Вопрос, конечно, заключается не в количестве ссылок или их оформлении, а в том, как Афанасьев использует чужие тексты. Возьмем, например, обширный фрагмент первого тома ПВСП, в котором речь идет о святочных обходах с плугом, о Змиевых валах и легендах о божественных кузнецах Борисе и Глебе, Козьме и Демьяне [I, 557-564]. На протяжении восьми страниц Афанасьев дважды ссылается на книгу «О мифическом значении» и один раз на книгу «О некоторых символах в славянской народной поэзии». Однако если сверить текст Афанасьева с соответствующим  фрагментом А. А. Потебни [Потебня 1865, с. 6-15], то можно заметить, что местами Афанасьев почти буквально пересказывает своего младшего современника* Например» у А. А. Потебни читаем: «И здесь безмездные врачи и бессребренники Козьма и Демьян стали кузнецами, по причине звуковой близости имени Кузьмы со словами кузня, кузло (ков)» [там же, с. 10]. Афанасьев также отвечает, что представления о боге-громовнике «были перенесены и на св. Кузьму, по созвучию этого имени с словами: кузло (ковка) и кузня» [I, 562].
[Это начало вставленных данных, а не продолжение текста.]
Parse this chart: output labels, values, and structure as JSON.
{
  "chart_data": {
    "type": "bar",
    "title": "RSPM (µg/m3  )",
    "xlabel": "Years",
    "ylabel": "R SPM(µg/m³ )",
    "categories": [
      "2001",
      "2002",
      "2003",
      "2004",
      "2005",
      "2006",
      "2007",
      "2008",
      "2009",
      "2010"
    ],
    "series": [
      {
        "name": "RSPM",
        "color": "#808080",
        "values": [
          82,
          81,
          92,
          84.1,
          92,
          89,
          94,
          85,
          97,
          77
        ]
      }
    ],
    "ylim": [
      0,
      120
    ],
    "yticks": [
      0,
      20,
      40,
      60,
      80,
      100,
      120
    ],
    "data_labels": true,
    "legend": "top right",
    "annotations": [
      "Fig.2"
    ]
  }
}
Таких скрытых цитат из А. А, Потебни можно найти у Афанасьева множество. Приведем лишь два примера. «У всех славян чеснок — необходимая принадлежность ужина накануне Рождества», — пишет А. А. Потебня [1865, с. 305]. «У всех славян он [чеснок. — А. Т.] составляет необходимую принадлежность ужина накануне Рождества..», — читаем у Афанасьева [II» 571]» У А. А. Потебни: «...сыпанье по символическому значению вполне соответствует обливанью» [Потебня 1989, с. 345] У Афанасьева: «В народных обрядах посыпание зерновым хлебом вполне соответствует обливанию водою...» [И, 178]. В подобных случаях (а их число можно было бы увеличить) Афанасьев не просто использует идеи или наблюдения А. А. Потебни, но непосредственно интерполирует в свой труд фрагменты его текстов.

Обращаясь к первой книге А. А. Потебни «О некоторых символах в славянской народной поэзии», Афанасьев привлекает семасиологические и этимологические наблюдения харьковского ученого, берет у него тематические подборки славянской лексики. Впрочем, приводя те же лексические или фольклорно-этнографические материалы, что и Потебня, Афанасьев подчас дает им иную интепретацию. Например, оба ученых описывали южнославянские обряды вызывания дождя (додола, прпоруше), опираясь главным образом на словарь сербского языка и сборник песен В. Караджича. Интерпретация А. А. Потебни имеет лаконичный характер и, с точки зрения мифологической, вполне оправдана: «...додола, молящая дождя и обрученная с облаком, есть земля» [Потебня 1989, с. 343]. Афанасьев на основе тех же данных сочиняет целую аллегорическую картину: «...по нашему мнению, додола, одетая в зелень и цветы и сопровождаемая толпою девиц, изображает богиню весны или, что то же, богиню-громовницу, шествующую над полями и нивами со свитою полногрудых нимф, за которыми стремительно гонятся в шуме весенней грозы Перун и его спутники, настигают их разящими молниями (=фаллюсом) и тем самым вступают с ними в любовный союз» [II, 174].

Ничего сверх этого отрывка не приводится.